The defendant Tobacco Valley filed a previous motion to strike count five of the plaintiffs original complaint for insufficient allegations to support a recklessness cause of action, which motion was granted by the court, Graham, J., on March 6, 2000.2 Thereafter, the plaintiff filed an amended complaint on March 22, 2000, adding new allegations to count five pleading violations of the Hartford Municipal Code §§ 15-12 and15-13 and General Statutes § 14a-7 subsections (2), (3) and (5) as a basis for a claim of recklessness.3 The defendant Tobacco Valley again moves to strike count five on the ground that it fails to plead sufficient facts to state a recklessness cause of action.

The defendant argues that General Statutes § 47a-7 subsections (2), (3) and (5) do not provide a cause of action for recklessness in this type of case. The court agrees. Title 47a pertains only to landlords and tenants. In opposition, the plaintiff argues that the defendant Tobacco Valley was acting in concert with and on behalf of the landlord as the landlord's agent, servant or employee, and as such the statutory violations would apply to it as well. The court is limited "to a consideration of the facts alleged in the complaint." Novametrix MedicalSystems, Inc. v. BOC Group, Inc., supra, 224 Conn. 215. In his amended complaint, the plaintiff fails to allege a landlord/tenant relationship between himself and either of the defendants.4 Accordingly, § 47a-7 does not apply to this case. Therefore the plaintiff's allegations of CT Page 10914 recklessness based on § 47a-7 are misplaced.

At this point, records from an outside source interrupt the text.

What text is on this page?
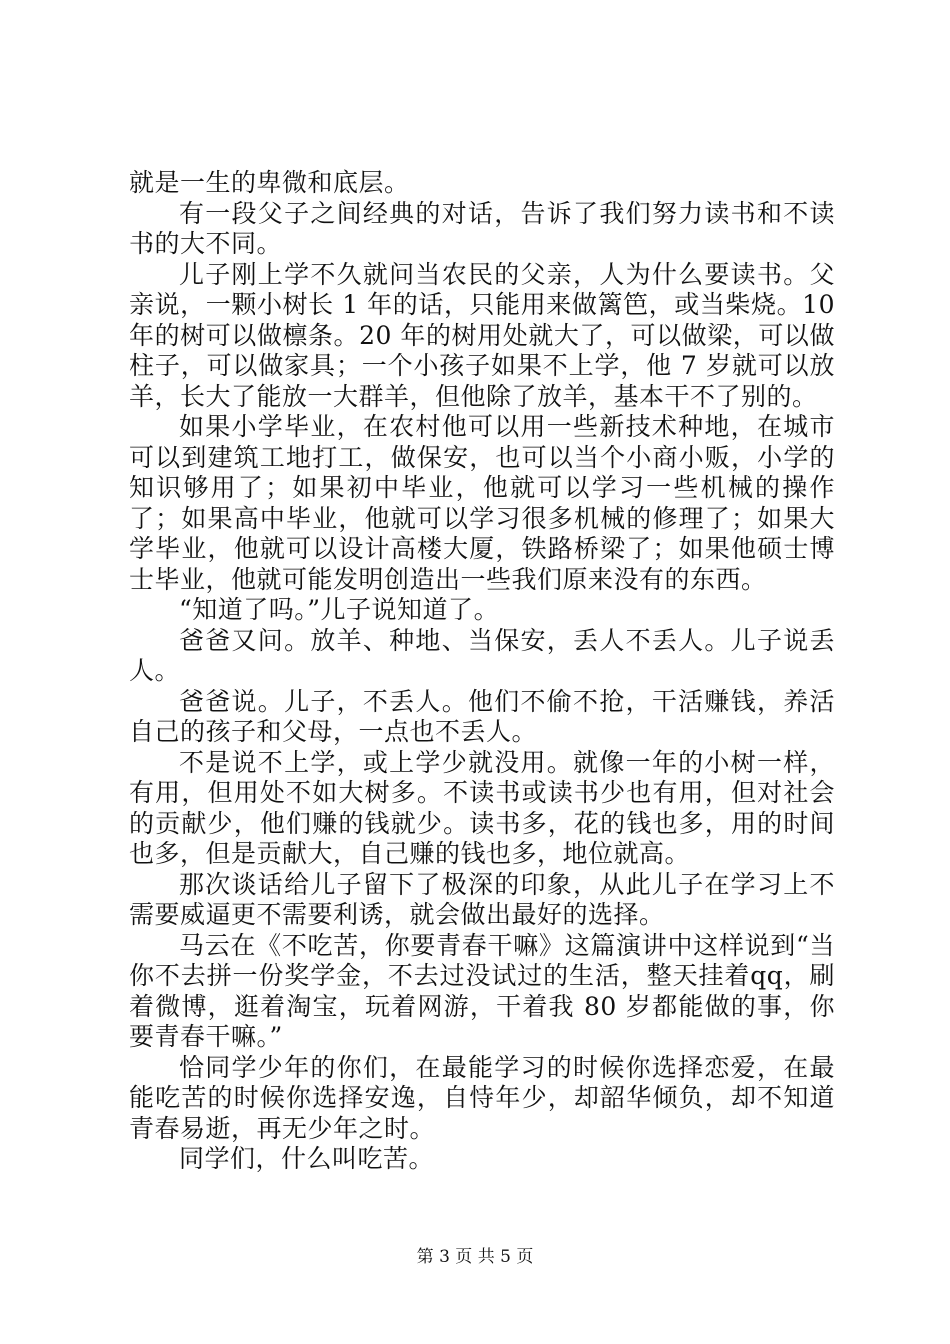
就是一生的卑微和底层。

有一段父子之间经典的对话，告诉了我们努力读书和不读书的大不同。

儿子刚上学不久就问当农民的父亲，人为什么要读书。父亲说，一颗小树长 1 年的话，只能用来做篱笆，或当柴烧。10 年的树可以做檩条。20 年的树用处就大了，可以做梁，可以做柱子，可以做家具；一个小孩子如果不上学，他 7 岁就可以放羊，长大了能放一大群羊，但他除了放羊，基本干不了别的。

如果小学毕业，在农村他可以用一些新技术种地，在城市可以到建筑工地打工，做保安，也可以当个小商小贩，小学的知识够用了；如果初中毕业，他就可以学习一些机械的操作了；如果高中毕业，他就可以学习很多机械的修理了；如果大学毕业，他就可以设计高楼大厦，铁路桥梁了；如果他硕士博士毕业，他就可能发明创造出一些我们原来没有的东西。

“知道了吗。”儿子说知道了。

爸爸又问。放羊、种地、当保安，丢人不丢人。儿子说丢人。

爸爸说。儿子，不丢人。他们不偷不抢，干活赚钱，养活自己的孩子和父母，一点也不丢人。

不是说不上学，或上学少就没用。就像一年的小树一样，有用，但用处不如大树多。不读书或读书少也有用，但对社会的贡献少，他们赚的钱就少。读书多，花的钱也多，用的时间也多，但是贡献大，自己赚的钱也多，地位就高。

那次谈话给儿子留下了极深的印象，从此儿子在学习上不需要威逼更不需要利诱，就会做出最好的选择。

马云在《不吃苦，你要青春干嘛》这篇演讲中这样说到“当你不去拼一份奖学金，不去过没试过的生活，整天挂着qq，刷着微博，逛着淘宝，玩着网游，干着我 80 岁都能做的事，你要青春干嘛。”

恰同学少年的你们，在最能学习的时候你选择恋爱，在最能吃苦的时候你选择安逸，自恃年少，却韶华倾负，却不知道青春易逝，再无少年之时。

同学们，什么叫吃苦。

第 3 页 共 5 页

As regards the plaintiff's alleged violation of the Hartford Municipal Code §§ 15-12 and 15-13, the defendant argues that violation of an ordinance may constitute negligence per se but does not, in and of itself, constitute recklessness. The court need not further address the merit of the defendant's argument because in examining the cited sections it is apparent they are not applicable to this case. Section 15-12 discusses the maintenance of containers used for the storage of solid waste and § 15-13 defines defective containers. Specifications for such containers is provided in § 15-11. Section 15-11 requires containers to be "of such size as to be easily handled by one (1) person and in any case to have a capacity not in excess of thirty (30) gallons, and not less than ten (10) gallons." Clearly "a large and heavy steel dumpster" that has been "placed upon a concrete pad (approximately 8 inches in height)"; see amended complaint, count one, ¶ 6; such that could tip over and crush the plaintiff with its weight; see amended complaint, count one, ¶ 8; does not fit within the parameters of a container as defined in § 15-11. Accordingly, chapter 15 of the Hartford Municipal Code does not apply to this case. Therefore, the plaintiff's allegations of recklessness based on §§ 15-12 and 15-13 are also misplaced.

Reading the allegations in count five in a light most favorable to the plaintiff; see Pamela B. v. Ment, supra, 244 Conn. 308; and without reference to the alleged statutory or code violations, the court finds the plaintiff has only appended adjectives to allegations that sound in negligence. See Lopez v. Tobacco Valley Sanitation Service Co., Superior Court, judicial district of New Britain, Docket No. 499102 (March 6, 2000, Graham, J.). Accordingly, the court finds that count five fails to sufficiently allege a cause of action in recklessness. Therefore the defendant's motion to strike count five is granted.

BY THE COURT Hon. Andre M. Kocay, J.